Histoires de baseball
La littérature sportive canadienne ne s’est toutefois pas limitée au hockey. En fait, le roman sportif le plus connu d’un auteur canadien est Shoeless Joe (1982) de W. P. Kinsella. Adapté dans le film hollywoodien à succès Field of Dreams (1989), il rapproche le baseball de la pure magie et situe le jeu dans une tradition pastorale typiquement états-unienne. The Iowa Baseball Confederacy (1986) de W. P. Kinsella approfondit le côté mystique du baseball états-unien et The Secret Mitzvah of Lucio Burke (2005) de Steven Hayward donne au baseball des pouvoirs magiques dans le contexte canadien de l’émeute des Christie Pits à Toronto en 1933. Un certain nombre de romans de baseball pour enfants ont également été publiés, notamment Baseball Crazy (1987) de Martyn Godfrey et Baseball Bats for Christmas (1990) de Michael Kusugak.

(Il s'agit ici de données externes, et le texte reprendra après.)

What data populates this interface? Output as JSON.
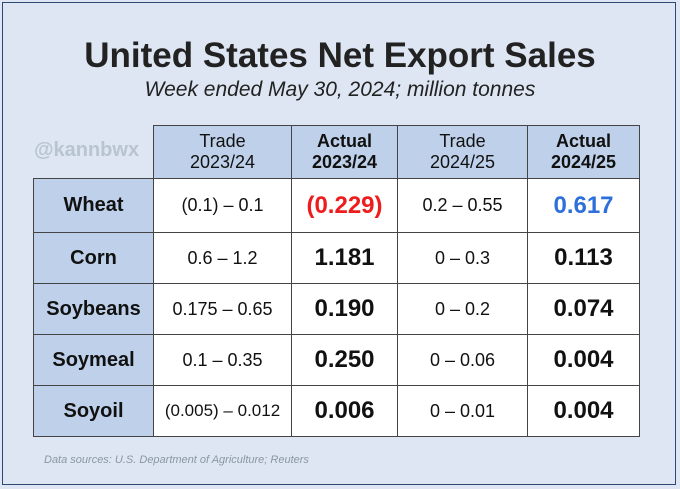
{
  "title": "United States Net Export Sales",
  "subtitle": "Week ended May 30, 2024; million tonnes",
  "watermark": "@kannbwx",
  "footer": "Data sources: U.S. Department of Agriculture; Reuters",
  "colors": {
    "negative_value": "#ee1c1c",
    "highlight_value": "#2e6fdb",
    "header_fill": "#bfd1ea",
    "background": "#dde6f2",
    "border": "#2e4a72"
  },
  "chart_data": {
    "type": "table",
    "columns": [
      {
        "line1": "Trade",
        "line2": "2023/24",
        "bold": false
      },
      {
        "line1": "Actual",
        "line2": "2023/24",
        "bold": true
      },
      {
        "line1": "Trade",
        "line2": "2024/25",
        "bold": false
      },
      {
        "line1": "Actual",
        "line2": "2024/25",
        "bold": true
      }
    ],
    "rows": [
      {
        "label": "Wheat",
        "trade_2324": "(0.1) – 0.1",
        "actual_2324": "(0.229)",
        "trade_2425": "0.2 – 0.55",
        "actual_2425": "0.617"
      },
      {
        "label": "Corn",
        "trade_2324": "0.6 – 1.2",
        "actual_2324": "1.181",
        "trade_2425": "0 – 0.3",
        "actual_2425": "0.113"
      },
      {
        "label": "Soybeans",
        "trade_2324": "0.175 – 0.65",
        "actual_2324": "0.190",
        "trade_2425": "0 – 0.2",
        "actual_2425": "0.074"
      },
      {
        "label": "Soymeal",
        "trade_2324": "0.1 – 0.35",
        "actual_2324": "0.250",
        "trade_2425": "0 – 0.06",
        "actual_2425": "0.004"
      },
      {
        "label": "Soyoil",
        "trade_2324": "(0.005) – 0.012",
        "actual_2324": "0.006",
        "trade_2425": "0 – 0.01",
        "actual_2425": "0.004"
      }
    ]
  }
}
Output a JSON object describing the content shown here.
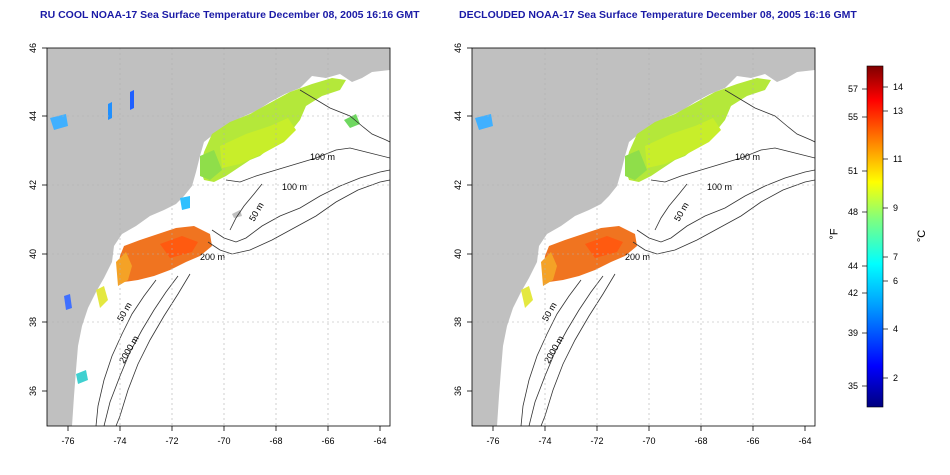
{
  "maps": [
    {
      "title": "RU COOL NOAA-17 Sea Surface Temperature December 08, 2005 16:16 GMT",
      "lon_ticks": [
        "-76",
        "-74",
        "-72",
        "-70",
        "-68",
        "-66",
        "-64"
      ],
      "lat_ticks": [
        "36",
        "38",
        "40",
        "42",
        "44",
        "46"
      ],
      "contour_labels": [
        "100 m",
        "100 m",
        "50 m",
        "200 m",
        "50 m",
        "2000 m"
      ]
    },
    {
      "title": "DECLOUDED NOAA-17 Sea Surface Temperature December 08, 2005 16:16 GMT",
      "lon_ticks": [
        "-76",
        "-74",
        "-72",
        "-70",
        "-68",
        "-66",
        "-64"
      ],
      "lat_ticks": [
        "36",
        "38",
        "40",
        "42",
        "44",
        "46"
      ],
      "contour_labels": [
        "100 m",
        "100 m",
        "50 m",
        "200 m",
        "50 m",
        "2000 m"
      ]
    }
  ],
  "colorbar": {
    "unit_f": "°F",
    "unit_c": "°C",
    "f_ticks": [
      "57",
      "55",
      "51",
      "48",
      "44",
      "42",
      "39",
      "35"
    ],
    "c_ticks": [
      "14",
      "13",
      "11",
      "9",
      "7",
      "6",
      "4",
      "2"
    ],
    "colors": [
      "#00007f",
      "#0000ff",
      "#007fff",
      "#00ffff",
      "#7fff7f",
      "#ffff00",
      "#ff7f00",
      "#ff0000",
      "#7f0000"
    ]
  }
}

La poésie canadienne sur le baseball a aussi choisi de mettre en valeur le côté mythique du sport même si l’exemple le plus remarquable à c e chapitre, « Elegy Five » de George Bowering dans Kerrisdale Elegies (1984), se veut à la fois romantique et réaliste. Explorant les thèmes universels de la perte et du deuil ainsi que la place du poète canadien dans le canon littéraire eurocentrique, les poèmes conservent un lien étroit avec l’ordinaire. Les dernières lignes des Kerrisdale Elegies résument bien le paradoxe : « The single events that raise our eyes and stop our time / are saying goodbye, lover, / goodbye. » (Les seuls événements qui font lever les yeux et arrêter le temps / sont de dire au revoir, amant, / au revoir.)
Histoires d’autres sports
Les romans canadiens ne se limitent pas qu’au hockey et au baseball quant il est question de littérature sportive. Par exemple, dans le roman The Black Bonspiel of Willie MacCrimmon (1993) de W. O. Mitchell, le héros et ses amis jouent une partie de curling contre le diable sur sa patinoire. En 1991, Roch Carrier a publié The Boxing Champion, une suite à The Hockey Sweater. De nombreux sports composent la trame principale de romans pour enfants, notamment le surf des neiges (Skateboard Shakedown de Lesley Choyce, 1989), l’équitation (Summer Goes Riding de Jan Truss, 1987), le traîneau à chiens (Dog Runner de Don Meredith, 1989) et le ski (Ski for Your Mountain de Sharon Siamon, 1983).
Au début des années 2000, la poésie sportive canadienne a commencé à s’éloigner du hockey et du baseball. L’exemple le plus frappant en est Priscila Uppal qui a été poète en résidence pendant les Jeux olympiques d’hiver et les Jeux paralympiques de 2010 à Vancouver, ce qui a donné lieu à la publication de son livre Winter Sport: Poems (2010).
Histoires de sport féminin
Alors que le sport a toujours été considéré la chasse gardée de l’homme, un certain nombre de romans dignes de mention écrits par des femmes remettent implicitement en question la domination masculine en présentant l’athlétisme féminin comme normal et naturel. The Bone Cage (2007) d’Angie Abdou, livre finaliste au concours Canada Reads en 2011, suit l’entraînement de deux athlètes olympiques, une nageuse et une lutteuse, et aborde l’impuissance qu’éprouvent ces athlètes lorsqu’elles ne peuvent plus compétitionner au plus haut niveau. Sage Island (2008) de Samantha Warwick raconte l’histoire d’une jeune femme qui découvre son identité personnelle par la natation tandis que Post (2007) d’Arley McNeney parle des sentiments qu’éprouve une joueuse en fin de carrière de l’équipe nationale féminine de basketball en fauteuil. Angie Abdou, qu’on a décrite comme une écrivaine de la « vie d’athlète », a ensuite fait le saut dans le ski, le surf des neiges et la motoneige dans The Canterbury Trail (2011), qui met en scène un concours d’histoires qu’organisent des habitants en quête d’une dernière aventure avant le printemps.